As a Chinese version of a Renaissance man, Yi Bingshou received poets, writers and thinkers at his residence everyday, as he encouraged and promoted the free exchange of ideas and the arts. According to records, when Yi was the county judge of Huizhou 惠州 in Canton, his cook was so busy that he accidentally drop fresh egg noodles into a pot of frying oil. To save time, the cook served the crispy noodles instead. Poet Song Xiang 宋湘 was at the dining table and he loved the new invention. He asked Yi if the noodles already had a name, otherwise, it should be named “The Noodles of Residence Yi” to honour Yi’s efforts in promoting thinking and the arts.

Hence, the precursor of the modern instant noodles was born!

Throughout the ages, Yimin making has been perfected, as soda bicarbonate was added to its manufacturing process, such that it has a longer shelf life after it was fried and then dried. Hence, Yimin is different in taste to normal deep-fried egg noodles and is more absorbent.

Two Types of Yimin 伊麵

There are in fact two types of Yimin 伊麵:

  • The original Cantonese Yimin 伊麵 from Hongkong made with egg yolk
  • The brown Singaporean Yimin 伊麵 made with alkaline ash

As I am from Singapore, I prefer the Singaporean version because it has a specific taste.
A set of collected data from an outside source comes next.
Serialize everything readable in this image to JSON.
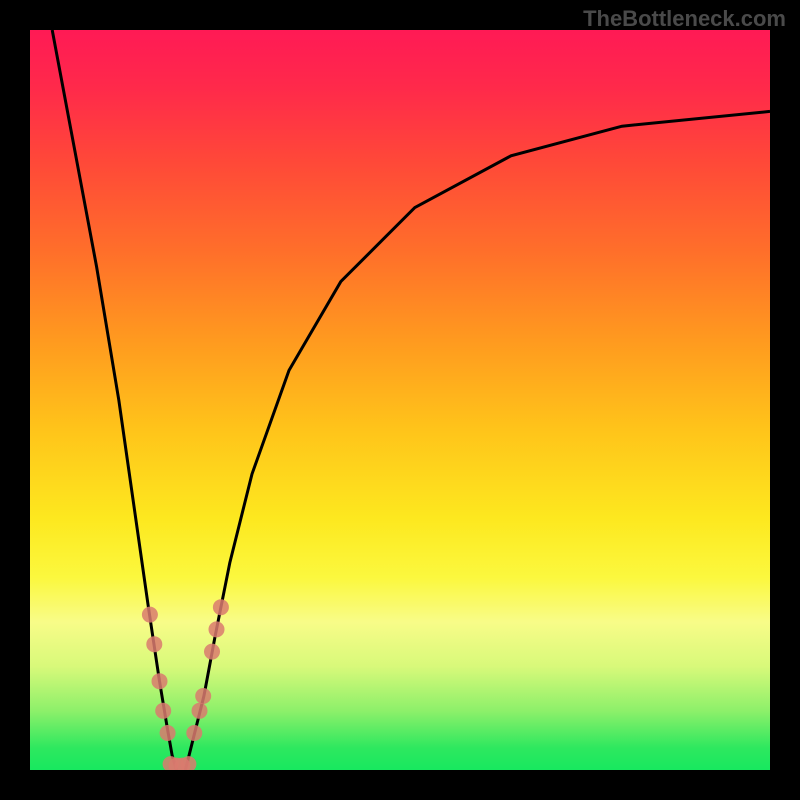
{
  "watermark": "TheBottleneck.com",
  "chart_data": {
    "type": "line",
    "title": "",
    "xlabel": "",
    "ylabel": "",
    "xlim": [
      0,
      100
    ],
    "ylim": [
      0,
      100
    ],
    "series": [
      {
        "name": "left-branch",
        "x": [
          3,
          6,
          9,
          12,
          14,
          16,
          17.5,
          18.5,
          19.2,
          19.8
        ],
        "y": [
          100,
          84,
          68,
          50,
          36,
          22,
          12,
          6,
          2,
          0
        ]
      },
      {
        "name": "right-branch",
        "x": [
          21,
          22,
          23.5,
          25,
          27,
          30,
          35,
          42,
          52,
          65,
          80,
          100
        ],
        "y": [
          0,
          4,
          10,
          18,
          28,
          40,
          54,
          66,
          76,
          83,
          87,
          89
        ]
      }
    ],
    "markers": [
      {
        "series": "left-branch",
        "cx": 16.2,
        "cy": 21
      },
      {
        "series": "left-branch",
        "cx": 16.8,
        "cy": 17
      },
      {
        "series": "left-branch",
        "cx": 17.5,
        "cy": 12
      },
      {
        "series": "left-branch",
        "cx": 18.0,
        "cy": 8
      },
      {
        "series": "left-branch",
        "cx": 18.6,
        "cy": 5
      },
      {
        "series": "bottom",
        "cx": 19.0,
        "cy": 0.8
      },
      {
        "series": "bottom",
        "cx": 19.8,
        "cy": 0.6
      },
      {
        "series": "bottom",
        "cx": 20.6,
        "cy": 0.6
      },
      {
        "series": "bottom",
        "cx": 21.4,
        "cy": 0.8
      },
      {
        "series": "right-branch",
        "cx": 22.2,
        "cy": 5
      },
      {
        "series": "right-branch",
        "cx": 22.9,
        "cy": 8
      },
      {
        "series": "right-branch",
        "cx": 23.4,
        "cy": 10
      },
      {
        "series": "right-branch",
        "cx": 24.6,
        "cy": 16
      },
      {
        "series": "right-branch",
        "cx": 25.2,
        "cy": 19
      },
      {
        "series": "right-branch",
        "cx": 25.8,
        "cy": 22
      }
    ],
    "marker_radius_px": 8,
    "colors": {
      "curve": "#000000",
      "marker": "#d97a6f",
      "gradient_top": "#ff1a55",
      "gradient_bottom": "#18e85f"
    }
  }
}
Now living in Belgium, I have difficulties finding either versions for several reasons:

  • Commercial Yimin such as the one by the Shoutao brand in Hongkong are only air-dried and not deep-fried
  • Deep-fried then air-dried noodles are not made with egg yolk but with turmeric

It is until when I discovered Pancit Canton from the Philippines! In fact, Pancit Canton IS the Chinese Cantonese Yimin!!

What is the origin of the Filipino noodles ‘Pancit’?
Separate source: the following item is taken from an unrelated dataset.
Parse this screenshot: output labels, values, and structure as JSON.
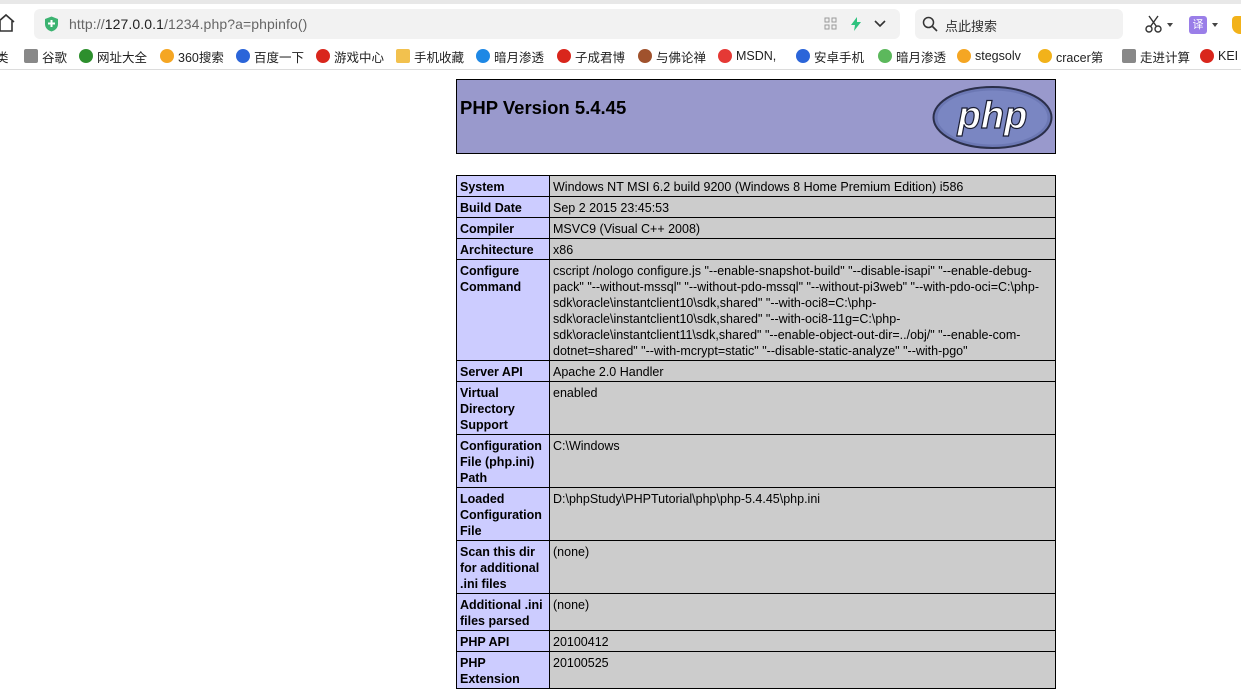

As the Chinese diaspora in the Philippines is primarily that of a Hokkien/Minnan diaspora from Fujian in southeastern coast of China, the Chinese immigrants spoke the Chinese Minnan language.

The word “pancit” comes from the Hokkien words “bian sit” 便食, meaning “convenient food”. By bringing over the Cantonese ‘instant noodles‘ to the Philippines, the Minnan immigrants popularised the use of pre-cooked noodles as a form of quick meal.

As eggs are expensive, to recreate the chewy firm texture of egg noodles, one can also use lye water such as in Japanese ramen. One way to create lye water is to pass water through burnt ash, and the result is alkaline ash water. This is the reason why Singaporean Yimin is brown in colour and not yellow.

For this reason, go for “Pancit Canton” if you want Hong Kong style Yimin, and for Singaporean style Yimin, go for “Pancit Hab-Hab“.